A carpet of unfurled green ferns sits near the base of the trees in an otherwise stark forest image.

Cinnamon Ferns are a vanguard of regrowth in the post-fire ecology of the land.

The property is bordered to the south by the provincially designated Blue Mountain – Birch Cove Lakes (BMBCL) Wilderness Area, part of the growing assemblage of lands proposed to become a National Urban Park. For the past four years, Don has been an active member of the Friends of Blue Mountain-Birch Cove Lakes, which is a community group advocating park creation. “Our land will not formally be part of the park but it will serve as a buffer and informally extend the park boundary,” he says.

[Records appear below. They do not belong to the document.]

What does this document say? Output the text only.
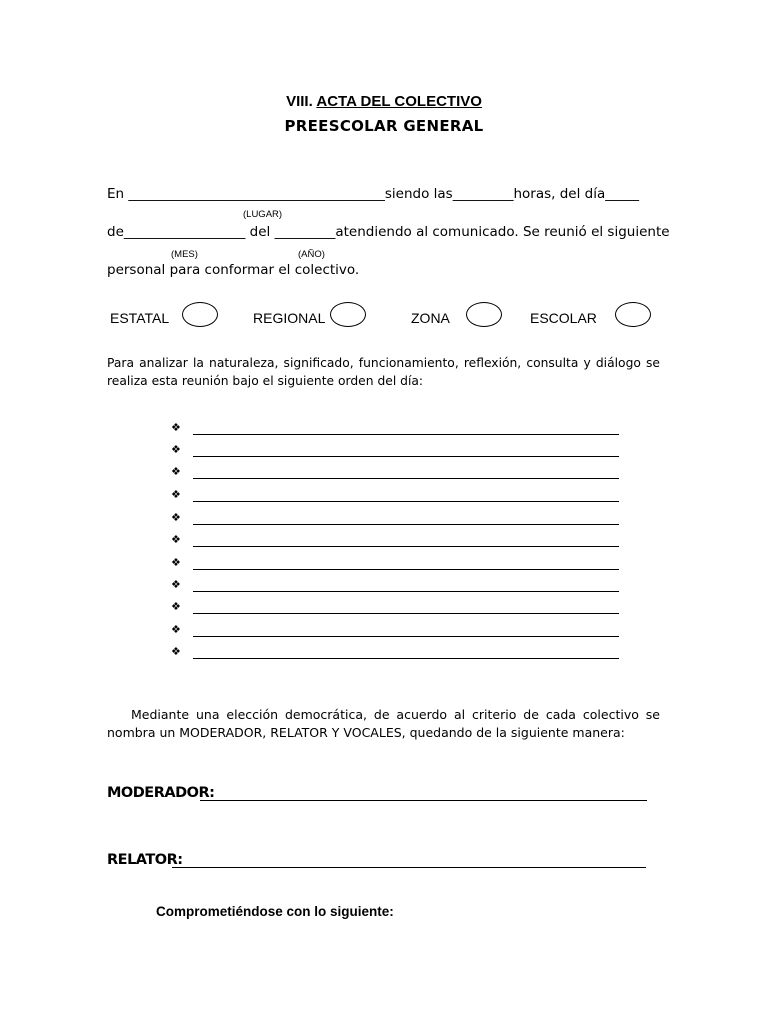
VIII. ACTA DEL COLECTIVO
PREESCOLAR GENERAL
En ______________________________________siendo las_________horas, del día_____
(LUGAR)
de__________________ del _________atendiendo al comunicado. Se reunió el siguiente
(MES)	(AÑO)
personal para conformar el colectivo.
ESTATAL	REGIONAL	ZONA	ESCOLAR
Para analizar la naturaleza, significado, funcionamiento, reflexión, consulta y diálogo se realiza esta reunión bajo el siguiente orden del día:
❖
❖
❖
❖
❖
❖
❖
❖
❖
❖
❖
Mediante una elección democrática, de acuerdo al criterio de cada colectivo se nombra un MODERADOR, RELATOR Y VOCALES, quedando de la siguiente manera:
MODERADOR:
RELATOR:
Comprometiéndose con lo siguiente:
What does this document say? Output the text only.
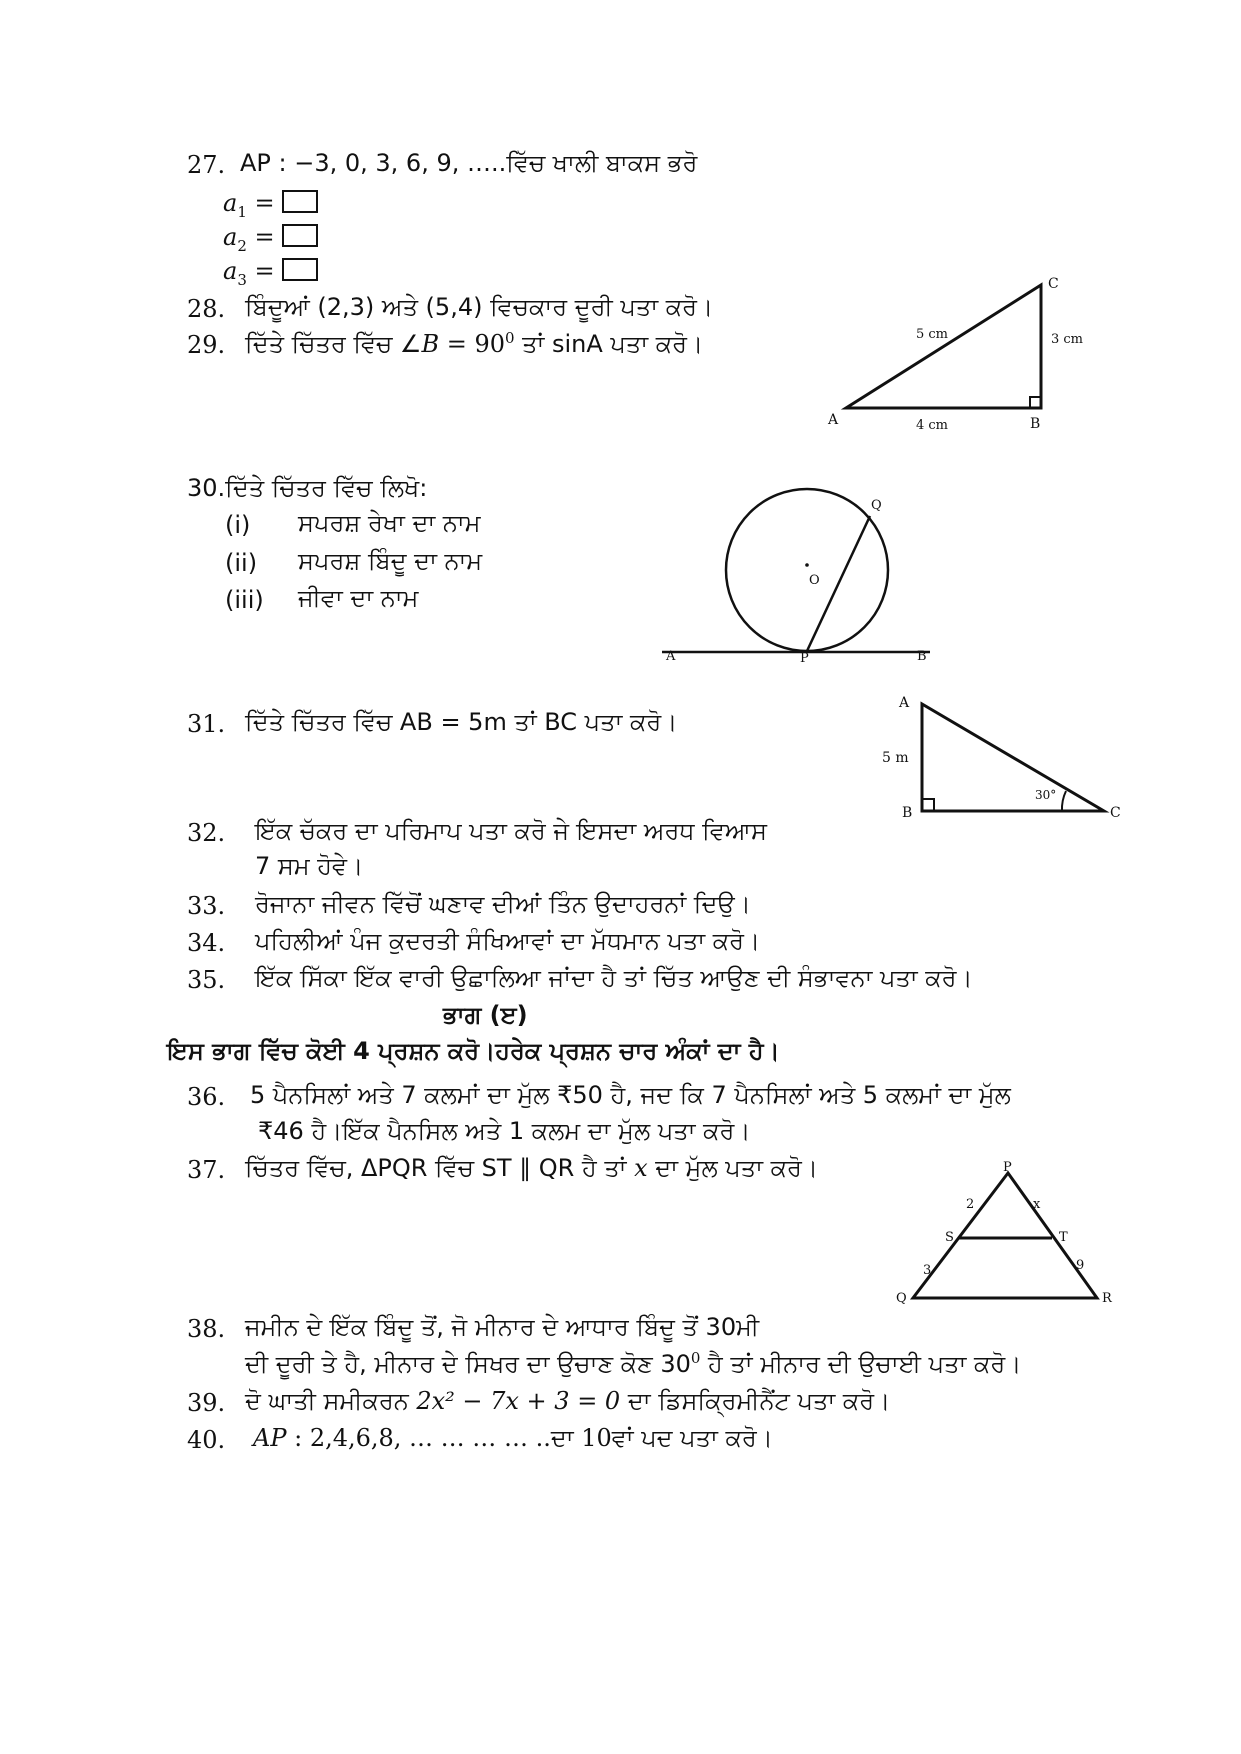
27. AP : −3, 0, 3, 6, 9, …..ਵਿੱਚ ਖਾਲੀ ਬਾਕਸ ਭਰੋ
$a_1$ =
$a_2$ =
$a_3$ =
28. ਬਿੰਦੂਆਂ (2,3) ਅਤੇ (5,4) ਵਿਚਕਾਰ ਦੂਰੀ ਪਤਾ ਕਰੋ।
29. ਦਿੱਤੇ ਚਿੱਤਰ ਵਿੱਚ ∠B = $90^0$ ਤਾਂ sinA ਪਤਾ ਕਰੋ।
30.ਦਿੱਤੇ ਚਿੱਤਰ ਵਿੱਚ ਲਿਖੋ:
(i) ਸਪਰਸ਼ ਰੇਖਾ ਦਾ ਨਾਮ
(ii) ਸਪਰਸ਼ ਬਿੰਦੂ ਦਾ ਨਾਮ
(iii) ਜੀਵਾ ਦਾ ਨਾਮ
31. ਦਿੱਤੇ ਚਿੱਤਰ ਵਿੱਚ AB = 5m ਤਾਂ BC ਪਤਾ ਕਰੋ।
32. ਇੱਕ ਚੱਕਰ ਦਾ ਪਰਿਮਾਪ ਪਤਾ ਕਰੋ ਜੇ ਇਸਦਾ ਅਰਧ ਵਿਆਸ
7 ਸਮ ਹੋਵੇ।
33. ਰੋਜਾਨਾ ਜੀਵਨ ਵਿੱਚੋਂ ਘਣਾਵ ਦੀਆਂ ਤਿੰਨ ਉਦਾਹਰਨਾਂ ਦਿਉ।
34. ਪਹਿਲੀਆਂ ਪੰਜ ਕੁਦਰਤੀ ਸੰਖਿਆਵਾਂ ਦਾ ਮੱਧਮਾਨ ਪਤਾ ਕਰੋ।
35. ਇੱਕ ਸਿੱਕਾ ਇੱਕ ਵਾਰੀ ਉਛਾਲਿਆ ਜਾਂਦਾ ਹੈ ਤਾਂ ਚਿੱਤ ਆਉਣ ਦੀ ਸੰਭਾਵਨਾ ਪਤਾ ਕਰੋ।
ਭਾਗ (ੲ)
ਇਸ ਭਾਗ ਵਿੱਚ ਕੋਈ 4 ਪ੍ਰਸ਼ਨ ਕਰੋ।ਹਰੇਕ ਪ੍ਰਸ਼ਨ ਚਾਰ ਅੰਕਾਂ ਦਾ ਹੈ।
36. 5 ਪੈਨਸਿਲਾਂ ਅਤੇ 7 ਕਲਮਾਂ ਦਾ ਮੁੱਲ ₹50 ਹੈ, ਜਦ ਕਿ 7 ਪੈਨਸਿਲਾਂ ਅਤੇ 5 ਕਲਮਾਂ ਦਾ ਮੁੱਲ
₹46 ਹੈ।ਇੱਕ ਪੈਨਸਿਲ ਅਤੇ 1 ਕਲਮ ਦਾ ਮੁੱਲ ਪਤਾ ਕਰੋ।
37. ਚਿੱਤਰ ਵਿੱਚ, ΔPQR ਵਿੱਚ ST ∥ QR ਹੈ ਤਾਂ x ਦਾ ਮੁੱਲ ਪਤਾ ਕਰੋ।
38. ਜਮੀਨ ਦੇ ਇੱਕ ਬਿੰਦੂ ਤੋਂ, ਜੋ ਮੀਨਾਰ ਦੇ ਆਧਾਰ ਬਿੰਦੂ ਤੋਂ 30ਮੀ
ਦੀ ਦੂਰੀ ਤੇ ਹੈ, ਮੀਨਾਰ ਦੇ ਸਿਖਰ ਦਾ ਉਚਾਣ ਕੋਣ $30^0$ ਹੈ ਤਾਂ ਮੀਨਾਰ ਦੀ ਉਚਾਈ ਪਤਾ ਕਰੋ।
39. ਦੋ ਘਾਤੀ ਸਮੀਕਰਨ 2x² − 7x + 3 = 0 ਦਾ ਡਿਸਕ੍ਰਿਮੀਨੈਂਟ ਪਤਾ ਕਰੋ।
40. AP : 2,4,6,8, … … … … ..ਦਾ 10ਵਾਂ ਪਦ ਪਤਾ ਕਰੋ।
C
A	B
5 cm	3 cm
4 cm
Q
O
A	P	B
A
5 m
B	C
30°
P
Q	R
S	T
2	x
3	9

“When we first started going out there in our student days, I can remember saying, ‘This should become a park someday.’ And now fifty years later, it is very gratifying to see this happening.”

Don and Jo have included the Nature Trust in their wills and were inducted into the Nature Trust’s “Legacy Circle” in 2023.  Their social circle includes numerous close friends from their Dalhousie student days, many of whom were and continue to be foundational supporters of the Nova Scotia Nature Trust.

The conservation easement was donated to the Nature Trust through the Canadian Ecological Gifts program (Ecogifts), which offers significant tax incentives for gifts of ecologically important land. This tax credit is the only financial compensation the Gordons received for the gift of their land, and we are so grateful for their generosity in doing so.

In order to ensure the Nature Trust’s promise of forever wild, even donated land requires significant financial support. This support, whether provided through individual donations or through funding partners, allows the Nature Trust to carry out surveys, appraisals, ongoing land stewardship, and more. Major support for the securement of these lands was provided through the Canada Nature Fund – Challenge Fund. Our thanks as well for generous support from the Nova Scotia Crown Share Land Legacy Trust, a critical source of land securement funding for Nova Scotia’s land trusts.